Issue (i): Whether the Assistant Controller of Estate Duty had jurisdiction under section 61 to rectify the assessment and include enhanced compensation awarded after the deceased's death.
Analysis: The power of rectification under section 61 is exercisable by the authority that made the order, and not by a higher authority, where the relevant part of the assessment did not merge in appellate orders. The valuation of the lands was accepted by the assessing authority and was not the subject of appeal before the appellate authorities. The later enhancement by the civil court, based on references under the Land Acquisition Act, formed part of the material relevant to the original valuation. The rectification notice was issued within the prescribed period.
Conclusion: The Assistant Controller had jurisdiction to initiate rectification under section 61.
Issue (ii): Whether the enhanced compensation formed part of the property passing on death and was liable to estate duty under section 5.
Analysis: The right arising from acquisition is a single composite right to receive compensation at market value, and the later enhancement does not create a separate and independent right. The compensation right belonged to the deceased's estate and was received by the legal heir in that capacity. On that footing, the right to compensation constituted property passing on death.
Conclusion: The enhanced compensation was taxable as property passing on death and was within section 5.
Issue (iii): Whether the alleged error in valuation was a mistake apparent from the record.
Analysis: A mistake apparent from the record must be obvious and patent, and not one requiring long-drawn reasoning or debate. Here, the original valuation was taken directly from the award of the Special Deputy Collector, and the subsequent civil court enhancement materially altered the basis on which the property had been valued. That modification was part of the record for rectification purposes, and no fresh valuation exercise or debatable legal inquiry was required.

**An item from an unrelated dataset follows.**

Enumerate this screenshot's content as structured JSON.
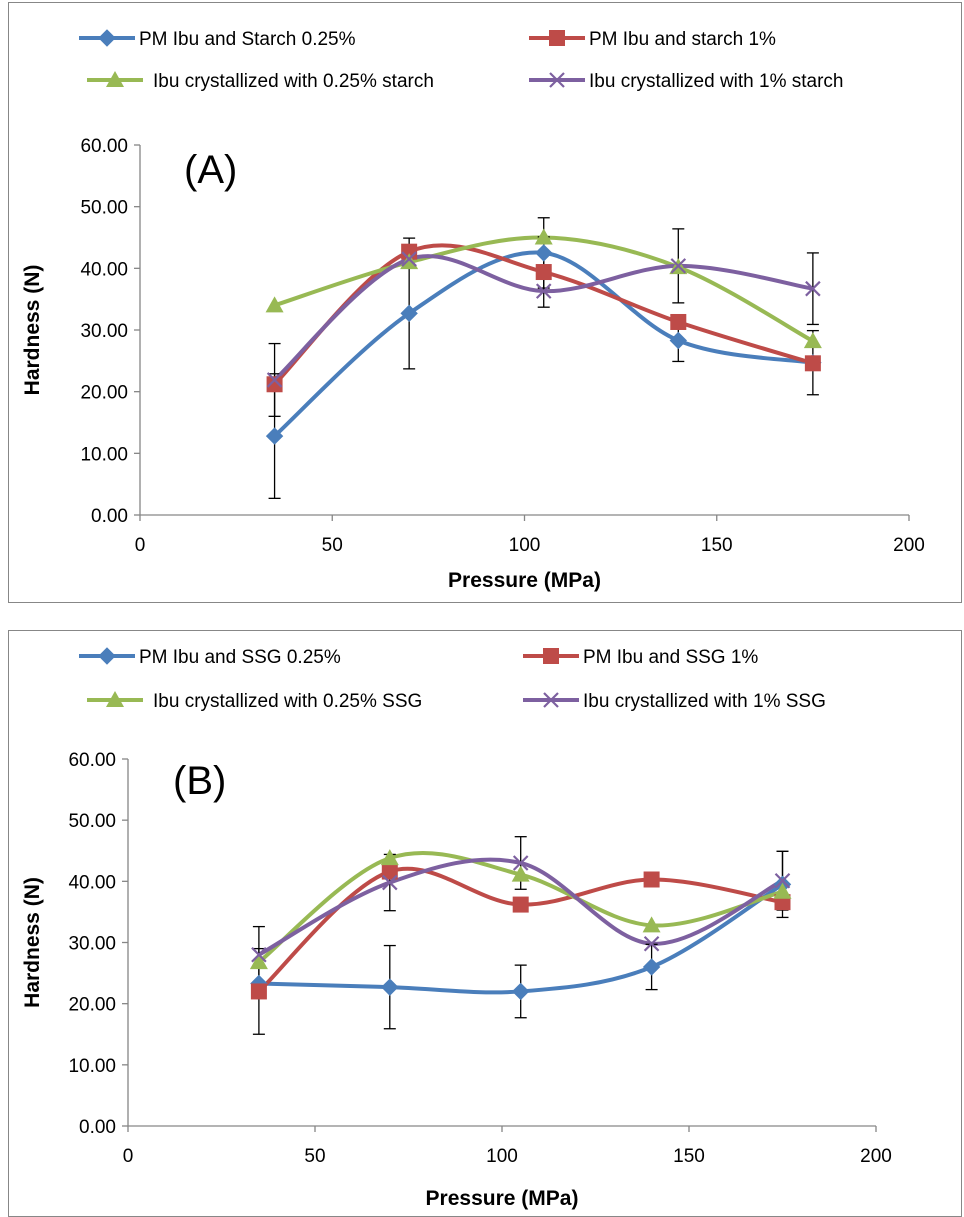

Conclusion: The error was a mistake apparent from the record and was amenable to rectification.
Final Conclusion: The challenge to the rectification notice failed, and the assessment authority's action to include the enhanced compensation was upheld.
Ratio Decidendi: Under a rectification provision permitting correction of a mistake apparent from the record, the assessing authority may correct an obvious valuation error based on material forming part of the record, including a later court modification of the basis on which the original assessment was made; a right to enhanced compensation arising from compulsory acquisition is part of the property passing on death.